The Terhune barn featured a very rare cantilevered gable end wall that assumed a triangular form above both the purlin plate level and the area of what was the center aisle or nave. The entire cantilever extended 12 inches beyond the rest of the plane of the end wall. A cantilever may have existed at the other end wall. The notched ends of a transverse timber that formed the base of the cantilever were lapped over the similarly notched ends of the projecting purlin plates at which points they were joined and pegged. The cantilever on the exterior face was covered with very old horizontal weatherboarding secured with cut nails. Toward the peak was an original martin hole, a very rare example found on any New Jersey Dutch barn. A very short 30-inch verdiepingh precluded a five-sided cantilever (see Fig. 2, 3, 4, 5) that was seen in a few of the cantilever barns that are discussed below. The primary function of these cantilevers appears to have been for crop ventilation and for some protection from the weather of the large threshing doors just below.

Other Features in the Terhune Cantilever Barn

Rare lapped half-dovetail joinery appeared in the barn's massive 5 inch by 11 inch H-frame braces. The braces lapped condition is most often reserved for bents seen in barns that have major and minor rafter systems in Ulster County, a few barns in both Bergen and Rockland Counties and very sporadically else where. (5) Lapped tenons appear in collar beams when they occasionally occur. This joinery method is ubiquitous in collars that are commonly seen in Dutch-American houses.

Anchorbeams from an earlier barn were flipped over from their original orientation into the cantilevered structure making it one of the earliest converted barns from an original barn that has been studied. In the original barn construction there were also H-frame braces with lapped joints. In the converted-barn form the construction date may have been circa 1780 but the original barn could have been pre-1750 as one of the H-frame braces that appeared to have been recycled was dendro-dated to 1730.

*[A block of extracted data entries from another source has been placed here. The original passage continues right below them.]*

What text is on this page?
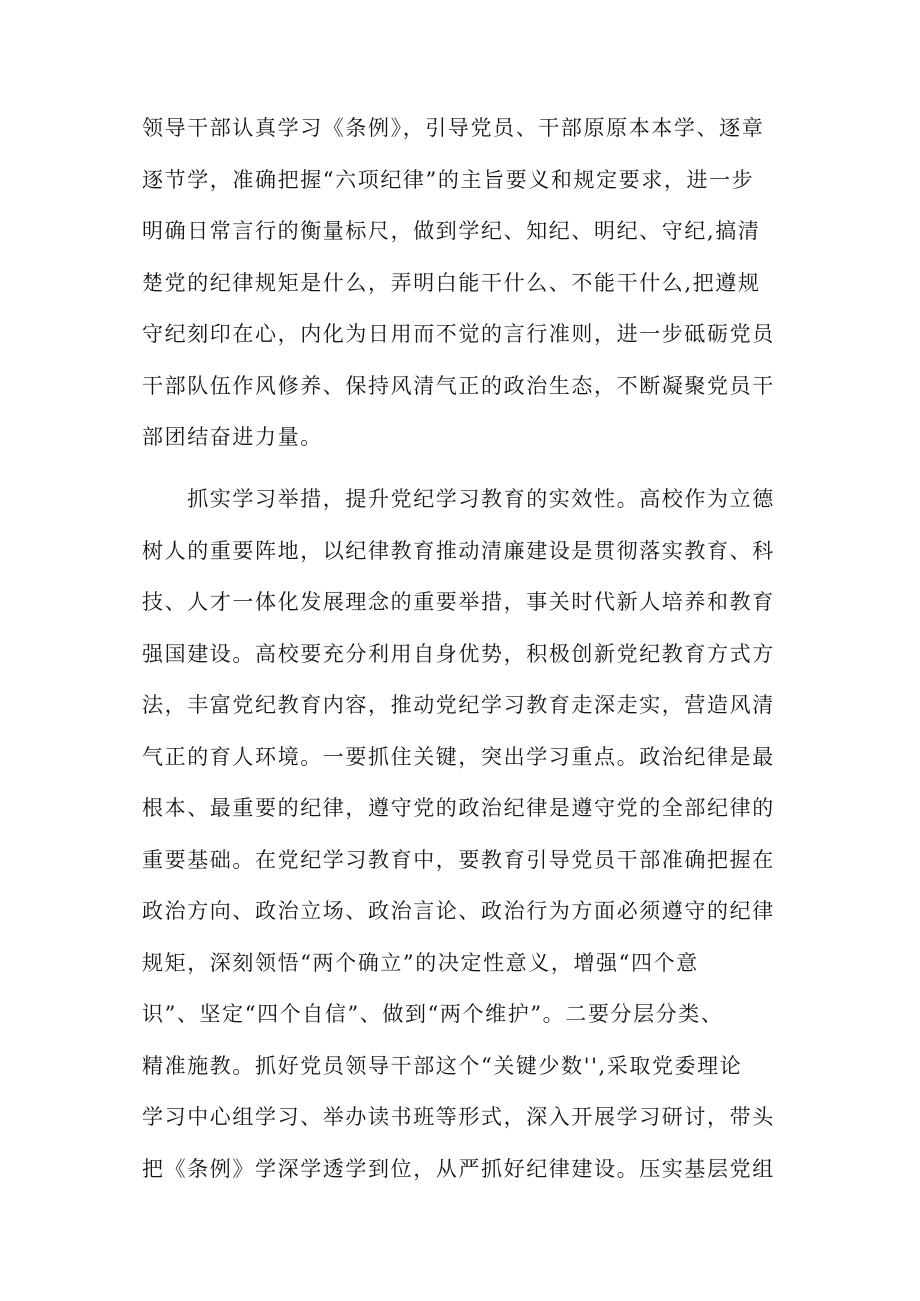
领导干部认真学习《条例》，引导党员、干部原原本本学、逐章
逐节学，准确把握“六项纪律”的主旨要义和规定要求，进一步
明确日常言行的衡量标尺，做到学纪、知纪、明纪、守纪,搞清
楚党的纪律规矩是什么，弄明白能干什么、不能干什么,把遵规
守纪刻印在心，内化为日用而不觉的言行准则，进一步砥砺党员
干部队伍作风修养、保持风清气正的政治生态，不断凝聚党员干
部团结奋进力量。

　　抓实学习举措，提升党纪学习教育的实效性。高校作为立德
树人的重要阵地，以纪律教育推动清廉建设是贯彻落实教育、科
技、人才一体化发展理念的重要举措，事关时代新人培养和教育
强国建设。高校要充分利用自身优势，积极创新党纪教育方式方
法，丰富党纪教育内容，推动党纪学习教育走深走实，营造风清
气正的育人环境。一要抓住关键，突出学习重点。政治纪律是最
根本、最重要的纪律，遵守党的政治纪律是遵守党的全部纪律的
重要基础。在党纪学习教育中，要教育引导党员干部准确把握在
政治方向、政治立场、政治言论、政治行为方面必须遵守的纪律
规矩，深刻领悟“两个确立”的决定性意义，增强“四个意
识”、坚定“四个自信”、做到“两个维护”。二要分层分类、
精准施教。抓好党员领导干部这个“关键少数'',采取党委理论
学习中心组学习、举办读书班等形式，深入开展学习研讨，带头
把《条例》学深学透学到位，从严抓好纪律建设。压实基层党组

Fig. 2 Verplank - Van Wyck Barn - Exterior of end wall with five-sided cantilever. This circa 1765 three-aisle barn was relocated from its original location near Sprout Creek in the early 1970s to Mount Gulian. (photo - Greg Huber)

Other Dutch-American Barns with Cantilevers
In addition to the well-known and re-located barn at Mount Gulian in Dutchess County, New York, with its five-sided cantilever, the Ho-Ho-Kus barn was the only other extant barn with an intact cantilever. Photographic and structural evidence shows that at least five other structures were known to have cantilevers. (6) These included the VanderVeer and Van Pelt barns in Brooklyn, the Dey barn in Totowa, New Jersey and two barns in Mercer County, New Jersey. The Dey barn was destroyed about 1930 and had very low side walls and very wide gable end walls. One of the Mercer County barns, a circa 1780 structure, was dissambled about two years ago by the New Jersey Barn company and will be re-erected at the same site. At some point in the first half of the nineteenth century two major alterations were done. A new roof with recycled rafters was re-oriented 90 degrees from it original position and new side wall entrances were installed. (7) the 3-bay barn maintained its original dimensions with a 34 foot end wall (original length of side wall) and a 46-1/2 foot side wall (original gable end wall.) distinctive gunstocked end wall H-frame posts are seen, a trait that is known in about 8 to 10 other barns of Dutch type in central New Jersey.